Les prochaines plaidoiries auront lieu le mercredi 14 mai à 9h00, toujours au palais de Justice de Chicoutimi.
La mairesse ne témoigne pas
Julie Dufour n’a quant à elle pas témoigné dans son procès. Ce sont donc deux déclarations écrites, rédigées respectivement les 22 mars et 15 mai 2024, qui font foi de sa version des faits. Mme Dufour nie d’abord les prétentions de Jean-Marc Crevier et Serge Simard, comme quoi elle aurait offert aux deux hommes de ne pas l’affronter en campagne électorale à la mairie en novembre 2021, en échange de considérations futures. Elle dit croire être l’objet d’une vengeance politique et de critiques. Concernant son adversaire à la mairie Serge Simard, elle confirme l’avoir rencontré, mais dans le but de mieux connaître les intentions de ce dernier quant à la mairie.
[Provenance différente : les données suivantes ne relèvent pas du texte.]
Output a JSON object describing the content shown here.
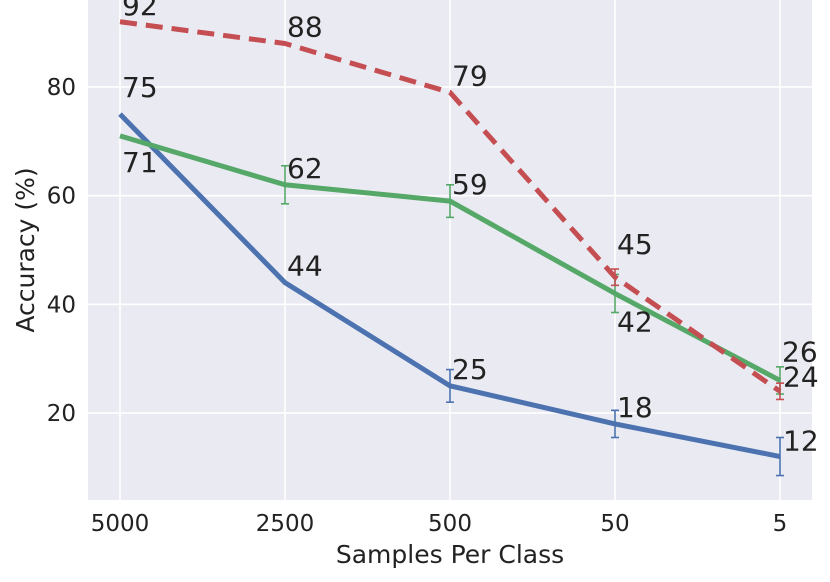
{
  "chart_data": {
    "type": "line",
    "categories": [
      "5000",
      "2500",
      "500",
      "50",
      "5"
    ],
    "xlabel": "Samples Per Class",
    "ylabel": "Accuracy (%)",
    "ylim": [
      4,
      96
    ],
    "yticks": [
      20,
      40,
      60,
      80
    ],
    "grid": true,
    "background": "#EAEAF2",
    "series": [
      {
        "values": [
          75,
          44,
          25,
          18,
          12
        ],
        "errors": [
          0,
          0,
          3,
          2.5,
          3.5
        ],
        "labels": [
          "75",
          "44",
          "25",
          "18",
          "12"
        ],
        "color": "#4C72B0",
        "style": "solid"
      },
      {
        "values": [
          71,
          62,
          59,
          42,
          26
        ],
        "errors": [
          0,
          3.5,
          3,
          3.5,
          2.5
        ],
        "labels": [
          "71",
          "62",
          "59",
          "42",
          "26"
        ],
        "color": "#55A868",
        "style": "solid"
      },
      {
        "values": [
          92,
          88,
          79,
          45,
          24
        ],
        "errors": [
          0,
          0,
          0,
          1.5,
          1.5
        ],
        "labels": [
          "92",
          "88",
          "79",
          "45",
          "24"
        ],
        "color": "#C44E52",
        "style": "dashed"
      }
    ]
  }
}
La mairesse souligne le fait qu’elle a rapidement compris que Serge Simard s'était déplacé pour tenter de la convaincre de lui laisser libre passage en retirant sa candidature et en I'appuyant. « Monsieur Simard a, tout de suite, été condescendant à mon égard et m'a mentionné que j'étais trop jeune pour me présenter, que jamais je ne passerais, donc que je devrais “me coucher” et que c'était à son tour d'être maire ». Dans son second affidavit du 15 mai 2024, la mairesse Julie Dufour déclare qu’elle n’a en aucun temps offert un emploi dans le but de convaincre Jacinthe Vaillancourt de ne pas se présenter à la mairie contre elle en 2021. La mairesse avance aussi avoir appris que Mme Vaillancourt a tenté de prendre sa place au sein de sa propre équipe électorale. « On m’avise que malgré cette tentative de putsch, madame Vaillancourt n’a jamais évoqué son désir de se présenter ‘’contre moi’’, elle voulait simplement se présenter ‘’à ma place’’ ».